On se fait soi-même ses malheurs. Qu’est-ce que j’étais allé m’imaginer ! C’était une fille pure, trop pure même pour moi. Je savais pourtant qu’elle n’était pas portée sur la bagatelle. Il fallait que j’insiste, chaque fois. Il fallait, ce soir-là, que j’aie bien perdu l’esprit pour croire ce qu’on m’avait raconté. C’était peut-être vrai qu’il rendait dingue, le pastis de Fredo. Car je me souvenais de cette affaire comme d’un cauchemar. C’était la nuit, les trottoirs huileux, et puis les coups de feu qui claquent et moi qui cours, qui cours, qui cours et qui me cache. Je ne me souvenais plus très bien de ce qui s’était passé ensuite. Tout ce dont je me rappelais, c’était de ses lèvres de corail, ouvertes sur un cri qu’elle ne put achever et cette odeur pourrie de feuilles mortes que le vent de l’hiver traînait derrière lui.
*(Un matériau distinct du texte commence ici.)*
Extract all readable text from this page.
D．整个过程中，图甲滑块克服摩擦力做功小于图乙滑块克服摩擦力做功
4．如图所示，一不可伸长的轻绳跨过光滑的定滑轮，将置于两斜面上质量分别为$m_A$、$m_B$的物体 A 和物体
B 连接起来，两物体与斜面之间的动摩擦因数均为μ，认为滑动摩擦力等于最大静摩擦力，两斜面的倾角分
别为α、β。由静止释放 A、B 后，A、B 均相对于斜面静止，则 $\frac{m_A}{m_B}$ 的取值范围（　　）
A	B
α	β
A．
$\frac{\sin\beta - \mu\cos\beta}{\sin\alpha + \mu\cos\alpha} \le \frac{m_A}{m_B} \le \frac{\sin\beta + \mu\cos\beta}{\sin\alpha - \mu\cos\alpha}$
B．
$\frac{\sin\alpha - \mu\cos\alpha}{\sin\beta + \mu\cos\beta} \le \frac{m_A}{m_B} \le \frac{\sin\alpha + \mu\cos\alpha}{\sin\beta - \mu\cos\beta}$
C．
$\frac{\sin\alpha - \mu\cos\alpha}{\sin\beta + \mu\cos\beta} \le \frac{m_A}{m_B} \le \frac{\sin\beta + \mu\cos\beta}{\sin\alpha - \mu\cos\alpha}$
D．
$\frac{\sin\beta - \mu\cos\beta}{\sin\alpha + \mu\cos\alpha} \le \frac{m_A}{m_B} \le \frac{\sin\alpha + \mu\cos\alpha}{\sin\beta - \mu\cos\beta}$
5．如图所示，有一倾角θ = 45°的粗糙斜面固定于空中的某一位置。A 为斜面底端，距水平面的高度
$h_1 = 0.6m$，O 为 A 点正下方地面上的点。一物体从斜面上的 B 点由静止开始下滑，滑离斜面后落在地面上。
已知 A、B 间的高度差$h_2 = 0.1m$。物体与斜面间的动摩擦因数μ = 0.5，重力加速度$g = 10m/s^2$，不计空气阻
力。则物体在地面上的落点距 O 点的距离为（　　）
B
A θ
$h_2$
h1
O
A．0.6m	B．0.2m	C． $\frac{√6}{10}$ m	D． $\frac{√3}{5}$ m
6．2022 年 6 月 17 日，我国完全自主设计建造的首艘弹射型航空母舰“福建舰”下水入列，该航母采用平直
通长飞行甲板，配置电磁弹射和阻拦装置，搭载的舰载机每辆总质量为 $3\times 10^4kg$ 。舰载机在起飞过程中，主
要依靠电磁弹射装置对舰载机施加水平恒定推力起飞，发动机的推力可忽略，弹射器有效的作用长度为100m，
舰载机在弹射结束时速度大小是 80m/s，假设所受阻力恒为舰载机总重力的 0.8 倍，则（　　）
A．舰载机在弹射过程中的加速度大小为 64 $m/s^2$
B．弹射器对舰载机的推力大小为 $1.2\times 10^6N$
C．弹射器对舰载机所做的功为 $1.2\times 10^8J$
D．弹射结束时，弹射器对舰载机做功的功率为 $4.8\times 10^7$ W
Depuis, tous les coups durs. La vie m’avait dégringolé sur la tête, comme un échafaudage mal construit. J’étais parti dans l’existence, lancé à fond de train au bout de l’aventure, pareil à une boule qui démolit les quilles sur son passage pour finir misérablement dans un fossé bourbeux. Déjà, je m’en rapprochais de ce fossé. Je commençais à me compromettre dans des flirts odieux, crapuleux, vulgaires. Ces deux mômes que j’avais levées, il y a seulement six mois je n’en aurais pas voulu pour me servir mon pastis. Maintenant, je sortais avec elles, je les traînais de bar en bar, de l’ambiance louche d’un zinc populaire à celle, plus douteuse encore, d’un bistrot d’Arabes. Et je riais, et je suivais le mouvement. Je courais sur ma lancée, en quelque sorte. Pour couronner le tout, elles me prenaient pour un micheton. Elles me considéraient moins que les petites avec lesquelles nous avions trinqué. C’était ça, la vie qui m’était réservée désormais ? C’était devenu ça, mon idéal, ce goût de fange des lendemains de fête et cette fureur de s’abaisser, de devenir plus vulgaire, plus grossier que les voisins ?
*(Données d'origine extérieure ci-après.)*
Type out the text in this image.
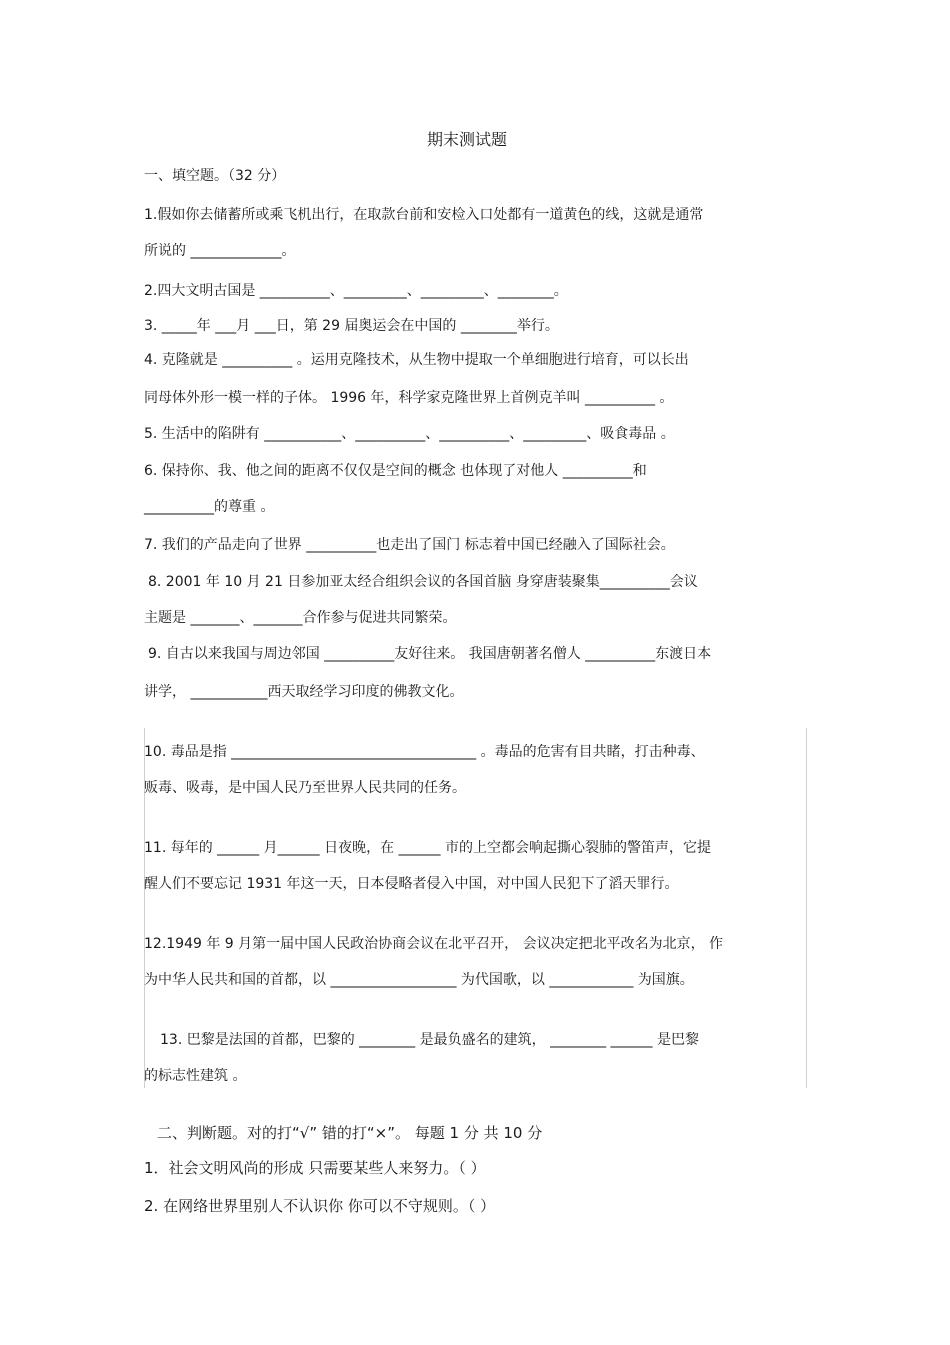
期末测试题
一、填空题。（32 分）
1.假如你去储蓄所或乘飞机出行，在取款台前和安检入口处都有一道黄色的线，这就是通常
所说的 _____________。
2.四大文明古国是 __________、_________、_________、________。
3. _____年 ___月 ___日，第 29 届奥运会在中国的 ________举行。
4. 克隆就是 __________ 。运用克隆技术，从生物中提取一个单细胞进行培育，可以长出
同母体外形一模一样的子体。 1996 年，科学家克隆世界上首例克羊叫 __________ 。
5. 生活中的陷阱有 ___________、__________、__________、_________、吸食毒品 。
6. 保持你、我、他之间的距离不仅仅是空间的概念 也体现了对他人 __________和
__________的尊重 。
7. 我们的产品走向了世界 __________也走出了国门 标志着中国已经融入了国际社会。
8. 2001 年 10 月 21 日参加亚太经合组织会议的各国首脑 身穿唐装聚集__________会议
主题是 _______、_______合作参与促进共同繁荣。
9. 自古以来我国与周边邻国 __________友好往来。 我国唐朝著名僧人 __________东渡日本
讲学， ___________西天取经学习印度的佛教文化。
10. 毒品是指 ___________________________________ 。毒品的危害有目共睹，打击种毒、
贩毒、吸毒，是中国人民乃至世界人民共同的任务。
11. 每年的 ______ 月______ 日夜晚，在 ______ 市的上空都会响起撕心裂肺的警笛声，它提
醒人们不要忘记 1931 年这一天，日本侵略者侵入中国，对中国人民犯下了滔天罪行。
12.1949 年 9 月第一届中国人民政治协商会议在北平召开， 会议决定把北平改名为北京， 作
为中华人民共和国的首都，以 __________________ 为代国歌，以 ____________ 为国旗。
13. 巴黎是法国的首都，巴黎的 ________ 是最负盛名的建筑， ________ ______ 是巴黎
的标志性建筑 。
二、判断题。对的打“√” 错的打“×”。 每题 1 分 共 10 分
1．社会文明风尚的形成 只需要某些人来努力。（ ）
2. 在网络世界里别人不认识你 你可以不守规则。（ ）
Tout le monde se leva et la foule se partagea en deux parties, chacune se dirigeant en file indienne, vers les deux portes aux extrémités de cette caisse à prolétaires. Moi, j’avais le temps. Personne ne m’attendait. Personne ne m’attendrait plus jamais. Je laissai descendre tout le monde et je sortis le dernier de la gare, les mains aux poches, la tête basse. Je m’enfonçai dans la nuit déserte, solitaire. La lune, que les Allemands n’étaient pas encore arrivés à voiler, mirait dans l’eau noire du canal son visage ironique. Un souffle de vent frais vint de la mer.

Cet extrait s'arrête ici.